26 July 2010

5 Questions for Russ Parsons

Russ Parsons’ knowledge of produce combined with his passion for seasonal foods makes his books and articles read like the  prose offspring of Alice Waters and Harold McGee. From his work home at the Los Angeles Times, Mr. Parsons’ beat includes everything from the gigantic agriculture industry to the ephemeral food fads of Southern Cal.

Pick Me, Pick Me, Pick Me

Outside of the Southland, Mr. Parsons is better known for his books, How to Read a French Fry and one of my all-time favorite books on food, How to Pick a Peach. That book’s list on which fruits can be refrigerated is the single most practical piece of information ever published and the rest of the book is pretty good too – Detailing everything from how and why varieties are grown to how to select ripe fruit to what to do with your selections after you bring them home. Mr. Parsons was kind enough to answer 5 questions for us via email from his home base in LA.

Due to a cool and extremely wet Spring, the strawberry crop, normally a $17m crop in Oregon, was brutalized this year. What is the importance of a cash crop like strawberries for small farms?
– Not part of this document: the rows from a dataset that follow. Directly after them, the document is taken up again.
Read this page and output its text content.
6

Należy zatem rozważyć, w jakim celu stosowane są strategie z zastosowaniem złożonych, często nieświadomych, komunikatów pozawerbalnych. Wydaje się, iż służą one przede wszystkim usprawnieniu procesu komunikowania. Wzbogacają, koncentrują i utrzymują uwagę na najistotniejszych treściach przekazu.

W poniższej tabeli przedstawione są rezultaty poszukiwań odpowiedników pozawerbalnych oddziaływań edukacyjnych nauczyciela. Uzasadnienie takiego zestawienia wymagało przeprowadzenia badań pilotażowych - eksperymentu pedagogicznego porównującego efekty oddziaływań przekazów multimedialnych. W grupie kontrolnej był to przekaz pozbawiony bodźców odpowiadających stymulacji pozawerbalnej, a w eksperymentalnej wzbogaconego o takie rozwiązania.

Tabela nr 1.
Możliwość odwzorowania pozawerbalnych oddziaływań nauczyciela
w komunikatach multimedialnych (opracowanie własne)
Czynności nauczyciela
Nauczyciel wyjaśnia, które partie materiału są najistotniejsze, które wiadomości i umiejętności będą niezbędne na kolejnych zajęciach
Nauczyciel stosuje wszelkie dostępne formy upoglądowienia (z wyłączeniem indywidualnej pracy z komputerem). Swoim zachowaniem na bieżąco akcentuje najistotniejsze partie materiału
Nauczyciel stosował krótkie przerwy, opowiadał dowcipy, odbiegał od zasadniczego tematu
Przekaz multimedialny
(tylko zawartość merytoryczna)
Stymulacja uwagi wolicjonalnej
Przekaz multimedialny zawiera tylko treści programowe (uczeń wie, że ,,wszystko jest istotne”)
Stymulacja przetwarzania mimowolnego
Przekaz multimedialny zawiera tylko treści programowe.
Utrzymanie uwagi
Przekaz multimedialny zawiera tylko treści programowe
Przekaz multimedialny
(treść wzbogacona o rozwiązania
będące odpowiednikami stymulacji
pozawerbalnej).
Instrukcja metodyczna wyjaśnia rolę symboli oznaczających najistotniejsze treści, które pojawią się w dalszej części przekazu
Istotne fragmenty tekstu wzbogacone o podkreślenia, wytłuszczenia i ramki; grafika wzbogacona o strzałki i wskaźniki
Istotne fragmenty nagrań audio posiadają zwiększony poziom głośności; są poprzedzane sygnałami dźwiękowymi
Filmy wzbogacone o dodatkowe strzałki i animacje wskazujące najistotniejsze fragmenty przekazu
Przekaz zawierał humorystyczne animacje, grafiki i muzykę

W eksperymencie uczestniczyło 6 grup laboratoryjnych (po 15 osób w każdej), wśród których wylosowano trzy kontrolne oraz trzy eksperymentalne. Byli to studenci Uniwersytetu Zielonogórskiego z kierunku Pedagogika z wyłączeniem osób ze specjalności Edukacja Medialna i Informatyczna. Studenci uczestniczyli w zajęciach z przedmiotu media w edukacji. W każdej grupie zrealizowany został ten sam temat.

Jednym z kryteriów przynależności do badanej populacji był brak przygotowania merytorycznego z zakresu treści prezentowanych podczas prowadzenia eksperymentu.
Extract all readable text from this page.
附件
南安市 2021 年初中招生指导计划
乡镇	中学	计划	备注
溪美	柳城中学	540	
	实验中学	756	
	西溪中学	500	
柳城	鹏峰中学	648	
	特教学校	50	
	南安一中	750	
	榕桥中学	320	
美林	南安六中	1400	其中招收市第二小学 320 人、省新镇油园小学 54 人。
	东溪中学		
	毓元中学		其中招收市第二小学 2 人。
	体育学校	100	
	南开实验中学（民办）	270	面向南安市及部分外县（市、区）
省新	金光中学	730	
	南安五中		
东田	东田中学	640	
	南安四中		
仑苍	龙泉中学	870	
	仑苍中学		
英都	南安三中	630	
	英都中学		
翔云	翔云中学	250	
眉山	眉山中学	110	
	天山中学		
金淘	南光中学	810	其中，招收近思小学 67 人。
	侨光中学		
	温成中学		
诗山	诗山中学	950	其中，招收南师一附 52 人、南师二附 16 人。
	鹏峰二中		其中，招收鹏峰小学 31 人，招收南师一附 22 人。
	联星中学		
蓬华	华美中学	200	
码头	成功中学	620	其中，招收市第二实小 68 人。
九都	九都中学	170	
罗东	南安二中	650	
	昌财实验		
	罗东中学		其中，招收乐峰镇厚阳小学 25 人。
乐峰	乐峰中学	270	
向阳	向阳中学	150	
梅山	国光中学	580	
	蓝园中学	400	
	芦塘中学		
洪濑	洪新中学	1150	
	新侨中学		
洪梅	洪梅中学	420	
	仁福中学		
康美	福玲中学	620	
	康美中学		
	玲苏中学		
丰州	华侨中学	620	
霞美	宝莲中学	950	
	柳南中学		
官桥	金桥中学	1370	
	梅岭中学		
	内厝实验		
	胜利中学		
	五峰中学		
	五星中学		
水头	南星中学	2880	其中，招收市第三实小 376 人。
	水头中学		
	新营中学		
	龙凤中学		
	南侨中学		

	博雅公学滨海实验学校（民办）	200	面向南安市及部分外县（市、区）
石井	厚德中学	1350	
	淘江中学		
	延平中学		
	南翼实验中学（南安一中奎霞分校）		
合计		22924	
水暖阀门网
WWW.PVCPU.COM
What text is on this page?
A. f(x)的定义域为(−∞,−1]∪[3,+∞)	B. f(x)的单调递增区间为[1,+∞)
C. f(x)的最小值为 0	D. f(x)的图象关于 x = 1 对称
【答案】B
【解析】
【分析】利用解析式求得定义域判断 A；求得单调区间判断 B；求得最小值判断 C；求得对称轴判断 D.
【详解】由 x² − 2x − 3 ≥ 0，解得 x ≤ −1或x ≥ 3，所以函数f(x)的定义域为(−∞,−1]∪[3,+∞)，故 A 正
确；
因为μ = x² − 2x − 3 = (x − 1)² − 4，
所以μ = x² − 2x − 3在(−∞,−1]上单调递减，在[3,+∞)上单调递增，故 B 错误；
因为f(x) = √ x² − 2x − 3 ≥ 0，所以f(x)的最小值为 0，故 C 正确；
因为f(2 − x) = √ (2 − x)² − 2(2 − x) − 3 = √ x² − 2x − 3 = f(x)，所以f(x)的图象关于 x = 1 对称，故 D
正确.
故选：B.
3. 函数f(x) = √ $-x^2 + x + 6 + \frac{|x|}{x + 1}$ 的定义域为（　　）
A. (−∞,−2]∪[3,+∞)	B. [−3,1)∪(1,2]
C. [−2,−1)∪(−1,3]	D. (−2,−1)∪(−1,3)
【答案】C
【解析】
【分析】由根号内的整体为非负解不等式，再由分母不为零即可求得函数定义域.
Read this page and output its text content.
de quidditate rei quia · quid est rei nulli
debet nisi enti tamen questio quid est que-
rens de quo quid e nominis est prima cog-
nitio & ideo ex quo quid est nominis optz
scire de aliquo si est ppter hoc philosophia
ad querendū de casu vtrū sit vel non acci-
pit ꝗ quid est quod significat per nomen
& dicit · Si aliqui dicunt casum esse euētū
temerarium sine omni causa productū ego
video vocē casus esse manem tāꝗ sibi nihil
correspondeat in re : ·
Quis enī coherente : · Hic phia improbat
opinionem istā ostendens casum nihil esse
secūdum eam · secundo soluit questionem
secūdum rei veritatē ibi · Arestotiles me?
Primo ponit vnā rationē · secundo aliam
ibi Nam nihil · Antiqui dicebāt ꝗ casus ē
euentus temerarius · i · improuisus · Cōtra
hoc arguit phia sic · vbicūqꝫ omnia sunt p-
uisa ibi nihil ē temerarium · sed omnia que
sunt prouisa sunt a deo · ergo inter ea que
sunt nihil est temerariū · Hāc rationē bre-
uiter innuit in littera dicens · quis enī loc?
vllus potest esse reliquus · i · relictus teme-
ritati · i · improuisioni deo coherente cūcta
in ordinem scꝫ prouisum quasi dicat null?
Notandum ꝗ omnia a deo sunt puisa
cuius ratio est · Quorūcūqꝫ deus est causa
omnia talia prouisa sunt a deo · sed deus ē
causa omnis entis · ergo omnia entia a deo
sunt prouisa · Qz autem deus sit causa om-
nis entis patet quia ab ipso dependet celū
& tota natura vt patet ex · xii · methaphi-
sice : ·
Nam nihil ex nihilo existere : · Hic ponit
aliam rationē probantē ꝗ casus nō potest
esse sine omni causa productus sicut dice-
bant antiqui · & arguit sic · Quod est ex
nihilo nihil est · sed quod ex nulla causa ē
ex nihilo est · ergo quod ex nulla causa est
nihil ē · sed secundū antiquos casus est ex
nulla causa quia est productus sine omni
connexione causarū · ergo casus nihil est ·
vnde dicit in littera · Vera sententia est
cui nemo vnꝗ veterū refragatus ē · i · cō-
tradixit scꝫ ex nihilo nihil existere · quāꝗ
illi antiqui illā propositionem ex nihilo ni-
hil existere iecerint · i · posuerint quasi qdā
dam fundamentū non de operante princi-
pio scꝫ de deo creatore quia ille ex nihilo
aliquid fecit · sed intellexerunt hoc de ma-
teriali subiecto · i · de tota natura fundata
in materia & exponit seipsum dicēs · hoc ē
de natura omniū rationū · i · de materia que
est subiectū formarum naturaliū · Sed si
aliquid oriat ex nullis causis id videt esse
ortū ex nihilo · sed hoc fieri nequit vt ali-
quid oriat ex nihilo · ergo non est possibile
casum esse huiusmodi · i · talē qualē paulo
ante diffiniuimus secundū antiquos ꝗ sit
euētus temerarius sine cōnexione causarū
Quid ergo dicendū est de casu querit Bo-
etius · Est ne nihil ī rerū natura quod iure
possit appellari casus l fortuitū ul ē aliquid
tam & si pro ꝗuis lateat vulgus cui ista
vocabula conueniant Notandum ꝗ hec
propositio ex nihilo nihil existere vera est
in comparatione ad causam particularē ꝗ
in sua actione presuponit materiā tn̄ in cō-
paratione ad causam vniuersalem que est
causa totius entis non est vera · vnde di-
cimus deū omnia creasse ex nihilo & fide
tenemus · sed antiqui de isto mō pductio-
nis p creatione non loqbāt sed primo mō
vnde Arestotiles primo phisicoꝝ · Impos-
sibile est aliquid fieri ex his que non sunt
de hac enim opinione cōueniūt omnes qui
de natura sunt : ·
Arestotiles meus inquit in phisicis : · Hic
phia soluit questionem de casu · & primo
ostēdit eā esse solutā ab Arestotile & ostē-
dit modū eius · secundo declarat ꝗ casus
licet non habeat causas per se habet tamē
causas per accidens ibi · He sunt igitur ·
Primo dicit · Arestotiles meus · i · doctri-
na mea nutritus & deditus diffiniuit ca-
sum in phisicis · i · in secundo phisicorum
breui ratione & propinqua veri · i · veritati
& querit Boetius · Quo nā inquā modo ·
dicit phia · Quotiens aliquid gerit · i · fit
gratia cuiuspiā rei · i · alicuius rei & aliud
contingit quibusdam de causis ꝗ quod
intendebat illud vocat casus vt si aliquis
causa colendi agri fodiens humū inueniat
Traditionally strawberries have been one of the highest earning crops … that’s why you hear so many stories about strawberry farmers who put their kids through college on 5 acres. They are very demanding, very susceptible to diseases and they require a lot of handwork, but they earn a lot, too. Beyond that, there are certain crops that people HAVE to buy when they see them, I think, and strawberries are one of them. Even if the farmer has other crops, the strawberries are important because they draw people to the stand … as long as I’m picking up my strawberries, I’ll get some kale and some garlic, too.

One of our growers produces raspberries for a grocery chain but grows a different variety to sell at Market. Could you explain how ‘successful’ varieties of fruit are selected (and why flavor might not be a consideration).

The big benefit of shopping at a farmers market is being able to taste before you buy. So farmers who sell at them are smart to choose fruit that tastes good. Seems simple, but shoppers at the grocery can’t taste, so they have to buy on visuals, so farmers may choose varieties that are bigger, firmer, or have more color. There’s another factor: Farmers at growers markets can price their fruit high enough to make it worthwhile growing a variety that may have great flavor, but may be producer fewer fruit. Since farmers at the grocery have to make their money on volume, they have to go with the heavy bearers.

Agriculture-wise, everything is so much bigger in Callie. For better and worse, what does this mean for both consumers and growers/farmers?

There are a lot of really big farms in California, but there are a lot of small ones, too. I think the average size is somewhere around 100 acres, which may be big in Oregon, but certainly wouldn’t be in Illinois. Also something like 80% of the farmers in California are owned either by families or by individuals. Lately, we’ve seen an increase in the number of really small farms, 10 acres or less, that are possible because of farmers markets. Of course, we’re also seeing an increase in the number of really big farms, because they are the only ones who can absorb the really thin margins that come with commodity fruits and vegetables.

So how do you pick a peach anyway, or at least a ripe one?

First, recognize that there is a difference between maturity and ripeness. They are separate but overlapping processes. Maturity is when the fruit has built up as much sugar as it can; ripeness is when it tastes as good as it can. Maturity only comes when the fruit is on the tree, but ripeness will continue after the fruit has been picked. When I’m buying peaches (or nectarines, or plums for that matter), I’ll usually try to pick up a couple of good ripe pieces of fruit for that day, but generally I prefer to buy fruit that’s a little under-ripe. Truly ripe fruit is very delicate and since it’s standing out in bins for other shoppers to paw through, it’s frequently bruised. Just leave fruit that’s slightly underripe out on the counter at room temperature and within a day or two it’ll ripen. One really important thing with peaches and nectarines– don’t refrigerate them until they are dead ripe. That ruins them.

To pick a peach (or a nectarine), look for color: not the red blush, which is genetic, but the background color, which should be golden. Feel the fruit: when it’s ripe there’ll be a slight give to it. Smell the fruit: ripe stonefruit has amazing perfume. For truly great peaches and nectarines, as opposed to really good ones, choose fruit where the background color is more orange than yellow.

What is your favorite thing you have been cooking at home lately?

The thing I’ve been doing most lately is making quick jams — it’s really easy: 1 pound of cut-up fruit, about 1 pound of sugar and the juice of half a lemon. Cook them until the juices are clear, then set them aside overnight. The next day, cook them 2-2 1/2 cups at a time in a nonstick skillet over medium-high heat. The jam sets in about 5 minutes and the flavor is really fresh and bright.